EDIT: I tried to solve the problem on my own using Gaussian elimination, but I am not sure that the solution is the right one, or is that the right way to go.

EDIT2: OK, here is how I tried to solve it using Gaussian elimination: multiplication of the third row with -1, and adding with the first row, the I got $$ \left[ \begin{array}{ccc|c} 1&-2&3&-4\\ 2&1&1&2\\ 0&2a&-2&2b \end{array} \right] $$

Dividing the third row with 2: $$ \left[ \begin{array}{ccc|c} 1&-2&3&-4\\ 2&1&1&2\\ 0&a&-1&b \end{array} \right] $$

Now my problem is, that I have two variables in one equation. I have no idea how to go next.

Answer 1

After a bit of Gaussian elimination, we arrive at

$$\begin{bmatrix}1 & 0 & 1 & 0 \\ 0 & 1 & -1 & 2\\ 0 & 0 & a+1 & -b - 2a\\ \end{bmatrix}$$

Now, when $a = - 1$ and $-b-2a \neq 0 \iff b\neq 2$, there will be no solution to the system of equations.
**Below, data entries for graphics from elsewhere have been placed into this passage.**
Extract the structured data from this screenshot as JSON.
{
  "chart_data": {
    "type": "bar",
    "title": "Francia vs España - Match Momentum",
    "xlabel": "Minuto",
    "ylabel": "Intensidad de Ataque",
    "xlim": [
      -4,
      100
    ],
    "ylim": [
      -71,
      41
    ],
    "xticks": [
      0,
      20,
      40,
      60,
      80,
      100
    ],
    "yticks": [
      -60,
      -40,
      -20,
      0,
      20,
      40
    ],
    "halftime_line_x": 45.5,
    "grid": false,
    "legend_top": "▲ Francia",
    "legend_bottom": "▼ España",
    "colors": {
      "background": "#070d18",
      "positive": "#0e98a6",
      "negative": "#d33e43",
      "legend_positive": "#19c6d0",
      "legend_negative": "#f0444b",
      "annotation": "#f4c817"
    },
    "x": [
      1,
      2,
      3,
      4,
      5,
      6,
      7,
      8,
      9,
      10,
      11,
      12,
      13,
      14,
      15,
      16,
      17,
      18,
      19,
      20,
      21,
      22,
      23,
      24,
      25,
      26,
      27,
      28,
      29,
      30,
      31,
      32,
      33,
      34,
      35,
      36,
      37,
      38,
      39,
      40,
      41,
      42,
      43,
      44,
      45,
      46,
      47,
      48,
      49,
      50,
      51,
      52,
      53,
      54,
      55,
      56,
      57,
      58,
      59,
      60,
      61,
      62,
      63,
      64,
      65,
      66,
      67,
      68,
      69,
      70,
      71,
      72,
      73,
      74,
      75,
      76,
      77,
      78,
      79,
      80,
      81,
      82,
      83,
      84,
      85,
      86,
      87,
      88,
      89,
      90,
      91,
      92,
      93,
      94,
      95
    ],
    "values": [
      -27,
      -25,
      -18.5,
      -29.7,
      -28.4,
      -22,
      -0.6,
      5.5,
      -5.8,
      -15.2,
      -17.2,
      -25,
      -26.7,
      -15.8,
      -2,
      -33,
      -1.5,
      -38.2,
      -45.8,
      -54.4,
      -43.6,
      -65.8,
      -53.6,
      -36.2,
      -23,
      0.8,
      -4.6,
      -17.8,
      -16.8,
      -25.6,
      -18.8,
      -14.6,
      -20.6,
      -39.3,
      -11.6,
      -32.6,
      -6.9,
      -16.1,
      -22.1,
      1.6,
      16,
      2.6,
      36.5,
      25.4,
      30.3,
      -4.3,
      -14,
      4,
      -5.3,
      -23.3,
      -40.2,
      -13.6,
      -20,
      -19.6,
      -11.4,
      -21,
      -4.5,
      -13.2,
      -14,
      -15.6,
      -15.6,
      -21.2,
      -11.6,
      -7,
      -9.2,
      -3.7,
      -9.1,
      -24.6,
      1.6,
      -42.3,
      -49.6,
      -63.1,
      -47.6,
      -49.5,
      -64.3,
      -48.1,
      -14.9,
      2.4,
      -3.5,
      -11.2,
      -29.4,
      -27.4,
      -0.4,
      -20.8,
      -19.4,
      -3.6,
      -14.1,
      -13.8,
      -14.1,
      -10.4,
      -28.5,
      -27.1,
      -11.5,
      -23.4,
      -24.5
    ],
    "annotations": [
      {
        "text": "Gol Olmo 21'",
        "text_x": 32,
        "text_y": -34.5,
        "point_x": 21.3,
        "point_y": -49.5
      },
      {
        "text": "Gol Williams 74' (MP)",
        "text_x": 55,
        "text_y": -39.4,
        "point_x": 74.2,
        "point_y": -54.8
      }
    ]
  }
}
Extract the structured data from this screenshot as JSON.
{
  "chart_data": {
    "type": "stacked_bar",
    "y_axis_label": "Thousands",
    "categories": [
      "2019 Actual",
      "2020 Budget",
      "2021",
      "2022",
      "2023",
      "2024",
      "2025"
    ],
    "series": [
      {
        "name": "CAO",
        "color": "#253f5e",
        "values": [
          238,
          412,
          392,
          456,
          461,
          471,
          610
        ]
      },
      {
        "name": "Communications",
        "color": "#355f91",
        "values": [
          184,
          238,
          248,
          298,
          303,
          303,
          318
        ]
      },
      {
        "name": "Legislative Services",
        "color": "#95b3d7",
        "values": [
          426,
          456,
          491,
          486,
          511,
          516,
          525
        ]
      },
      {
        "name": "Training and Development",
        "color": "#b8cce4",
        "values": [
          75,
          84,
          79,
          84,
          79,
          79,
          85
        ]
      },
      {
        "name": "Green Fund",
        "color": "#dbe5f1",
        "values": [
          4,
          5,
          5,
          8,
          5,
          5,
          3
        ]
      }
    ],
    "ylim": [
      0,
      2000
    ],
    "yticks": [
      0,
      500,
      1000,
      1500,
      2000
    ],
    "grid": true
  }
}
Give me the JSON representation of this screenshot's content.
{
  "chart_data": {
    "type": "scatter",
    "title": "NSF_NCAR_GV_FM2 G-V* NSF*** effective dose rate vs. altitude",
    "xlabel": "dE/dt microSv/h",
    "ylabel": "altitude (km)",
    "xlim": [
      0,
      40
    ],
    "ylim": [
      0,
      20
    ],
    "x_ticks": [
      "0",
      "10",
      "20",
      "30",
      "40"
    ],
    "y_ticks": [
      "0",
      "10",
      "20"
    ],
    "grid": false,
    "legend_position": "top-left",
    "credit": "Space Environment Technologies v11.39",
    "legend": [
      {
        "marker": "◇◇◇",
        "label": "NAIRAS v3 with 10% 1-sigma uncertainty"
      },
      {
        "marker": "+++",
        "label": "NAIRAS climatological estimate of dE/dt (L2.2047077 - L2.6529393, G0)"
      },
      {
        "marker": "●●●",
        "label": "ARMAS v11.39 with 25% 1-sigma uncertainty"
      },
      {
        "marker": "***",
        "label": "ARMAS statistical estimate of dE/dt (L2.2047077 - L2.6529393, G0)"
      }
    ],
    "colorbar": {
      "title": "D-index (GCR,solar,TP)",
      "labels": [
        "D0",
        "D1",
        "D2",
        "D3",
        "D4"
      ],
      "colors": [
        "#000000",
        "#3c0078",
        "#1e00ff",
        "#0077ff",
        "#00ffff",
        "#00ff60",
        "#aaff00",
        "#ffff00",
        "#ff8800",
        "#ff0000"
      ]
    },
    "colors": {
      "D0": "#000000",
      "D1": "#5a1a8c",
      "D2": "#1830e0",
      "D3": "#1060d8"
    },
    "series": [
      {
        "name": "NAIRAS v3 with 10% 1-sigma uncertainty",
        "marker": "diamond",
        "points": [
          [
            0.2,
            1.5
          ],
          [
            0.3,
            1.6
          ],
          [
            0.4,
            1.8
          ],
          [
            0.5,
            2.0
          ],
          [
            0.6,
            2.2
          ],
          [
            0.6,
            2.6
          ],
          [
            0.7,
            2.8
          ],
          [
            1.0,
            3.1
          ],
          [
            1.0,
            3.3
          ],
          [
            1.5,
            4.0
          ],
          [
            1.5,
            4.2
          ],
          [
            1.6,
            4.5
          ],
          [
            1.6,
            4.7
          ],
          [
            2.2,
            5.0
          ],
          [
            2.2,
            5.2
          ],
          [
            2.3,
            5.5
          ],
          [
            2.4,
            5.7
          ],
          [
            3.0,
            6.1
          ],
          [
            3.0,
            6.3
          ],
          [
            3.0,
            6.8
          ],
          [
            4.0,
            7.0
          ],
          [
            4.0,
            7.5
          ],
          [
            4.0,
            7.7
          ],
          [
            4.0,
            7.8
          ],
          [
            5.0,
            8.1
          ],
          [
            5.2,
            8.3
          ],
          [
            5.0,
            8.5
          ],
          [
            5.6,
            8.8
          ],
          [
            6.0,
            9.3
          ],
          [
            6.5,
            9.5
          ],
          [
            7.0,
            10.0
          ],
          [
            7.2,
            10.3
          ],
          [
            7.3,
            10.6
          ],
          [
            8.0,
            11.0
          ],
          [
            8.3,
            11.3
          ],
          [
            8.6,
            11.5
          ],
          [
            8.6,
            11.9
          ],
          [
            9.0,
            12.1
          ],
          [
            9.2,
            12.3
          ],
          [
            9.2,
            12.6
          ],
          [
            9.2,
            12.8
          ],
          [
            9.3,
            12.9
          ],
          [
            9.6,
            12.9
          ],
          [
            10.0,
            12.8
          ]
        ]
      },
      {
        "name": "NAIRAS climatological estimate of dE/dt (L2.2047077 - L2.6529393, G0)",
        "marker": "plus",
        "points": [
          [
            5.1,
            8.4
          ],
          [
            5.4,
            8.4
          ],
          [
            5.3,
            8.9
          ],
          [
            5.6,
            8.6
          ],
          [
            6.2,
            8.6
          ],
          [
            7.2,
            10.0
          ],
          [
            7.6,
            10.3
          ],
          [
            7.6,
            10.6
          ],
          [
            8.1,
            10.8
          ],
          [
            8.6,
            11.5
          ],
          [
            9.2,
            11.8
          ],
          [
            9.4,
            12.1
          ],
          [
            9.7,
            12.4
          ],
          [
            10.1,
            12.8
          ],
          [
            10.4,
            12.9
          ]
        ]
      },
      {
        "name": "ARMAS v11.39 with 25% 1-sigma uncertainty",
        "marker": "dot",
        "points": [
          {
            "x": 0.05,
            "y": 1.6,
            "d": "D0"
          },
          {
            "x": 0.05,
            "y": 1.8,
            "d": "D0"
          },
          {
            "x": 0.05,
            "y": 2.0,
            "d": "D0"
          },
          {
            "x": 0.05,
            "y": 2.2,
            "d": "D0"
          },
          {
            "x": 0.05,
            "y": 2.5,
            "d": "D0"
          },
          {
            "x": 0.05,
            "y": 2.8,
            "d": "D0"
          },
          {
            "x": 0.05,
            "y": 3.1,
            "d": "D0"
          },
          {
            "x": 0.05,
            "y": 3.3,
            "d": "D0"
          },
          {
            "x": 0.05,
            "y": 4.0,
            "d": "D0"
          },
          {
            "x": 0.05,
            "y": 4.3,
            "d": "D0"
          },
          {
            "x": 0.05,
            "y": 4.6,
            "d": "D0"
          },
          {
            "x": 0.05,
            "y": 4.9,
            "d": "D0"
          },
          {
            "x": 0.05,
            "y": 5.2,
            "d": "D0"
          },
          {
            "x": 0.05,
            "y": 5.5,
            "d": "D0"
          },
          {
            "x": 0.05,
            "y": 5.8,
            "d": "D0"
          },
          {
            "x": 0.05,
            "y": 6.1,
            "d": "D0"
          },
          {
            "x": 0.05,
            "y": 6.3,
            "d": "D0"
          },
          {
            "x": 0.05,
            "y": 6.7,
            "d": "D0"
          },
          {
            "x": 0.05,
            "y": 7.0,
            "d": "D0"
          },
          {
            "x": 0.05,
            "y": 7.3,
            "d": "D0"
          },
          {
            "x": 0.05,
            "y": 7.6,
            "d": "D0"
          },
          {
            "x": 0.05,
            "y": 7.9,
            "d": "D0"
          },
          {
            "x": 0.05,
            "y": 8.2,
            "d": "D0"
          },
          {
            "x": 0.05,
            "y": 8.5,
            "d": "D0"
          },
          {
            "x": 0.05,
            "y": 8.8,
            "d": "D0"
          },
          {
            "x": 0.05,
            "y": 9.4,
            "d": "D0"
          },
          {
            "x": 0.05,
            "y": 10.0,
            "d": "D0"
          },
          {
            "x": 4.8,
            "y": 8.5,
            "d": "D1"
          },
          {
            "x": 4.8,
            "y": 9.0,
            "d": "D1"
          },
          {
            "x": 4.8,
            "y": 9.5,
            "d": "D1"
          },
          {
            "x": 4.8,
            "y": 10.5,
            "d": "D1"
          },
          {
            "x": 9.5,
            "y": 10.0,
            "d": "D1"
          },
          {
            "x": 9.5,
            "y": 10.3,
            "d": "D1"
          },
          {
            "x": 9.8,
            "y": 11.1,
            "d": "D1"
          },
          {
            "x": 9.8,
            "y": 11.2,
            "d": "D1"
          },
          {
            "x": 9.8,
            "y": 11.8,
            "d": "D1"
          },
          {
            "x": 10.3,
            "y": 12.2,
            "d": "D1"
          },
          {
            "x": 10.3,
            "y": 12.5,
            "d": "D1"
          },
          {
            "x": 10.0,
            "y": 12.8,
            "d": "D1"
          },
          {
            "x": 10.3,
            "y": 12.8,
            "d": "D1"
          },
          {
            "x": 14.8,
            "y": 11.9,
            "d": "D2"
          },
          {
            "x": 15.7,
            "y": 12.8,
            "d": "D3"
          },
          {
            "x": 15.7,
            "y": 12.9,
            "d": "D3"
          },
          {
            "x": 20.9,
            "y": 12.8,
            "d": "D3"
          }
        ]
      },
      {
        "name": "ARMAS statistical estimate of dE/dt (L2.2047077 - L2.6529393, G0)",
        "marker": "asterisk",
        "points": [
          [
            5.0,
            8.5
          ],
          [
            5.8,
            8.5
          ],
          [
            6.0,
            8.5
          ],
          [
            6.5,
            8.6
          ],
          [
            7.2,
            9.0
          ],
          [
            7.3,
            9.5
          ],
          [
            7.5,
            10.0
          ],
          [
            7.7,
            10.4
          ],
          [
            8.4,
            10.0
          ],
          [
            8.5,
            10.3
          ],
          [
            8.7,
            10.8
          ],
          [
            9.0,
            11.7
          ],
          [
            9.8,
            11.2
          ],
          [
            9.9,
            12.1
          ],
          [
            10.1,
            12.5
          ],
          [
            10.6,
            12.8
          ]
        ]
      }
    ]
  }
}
Why not?

Answer 2

By row reduction the system becomes (if I didnt make a mistake (highly likely))

$$\begin{pmatrix} 1&0&1&0\\ 0&1&-1&2\\ 0&0&a+1&-b-2a\\ \end{pmatrix}$$

In order for the rank to be less than $3$ we need that $a+1=0$, so $a=-1$ for no solution we then need $-b-2a \neq 0$ so $b\neq 2$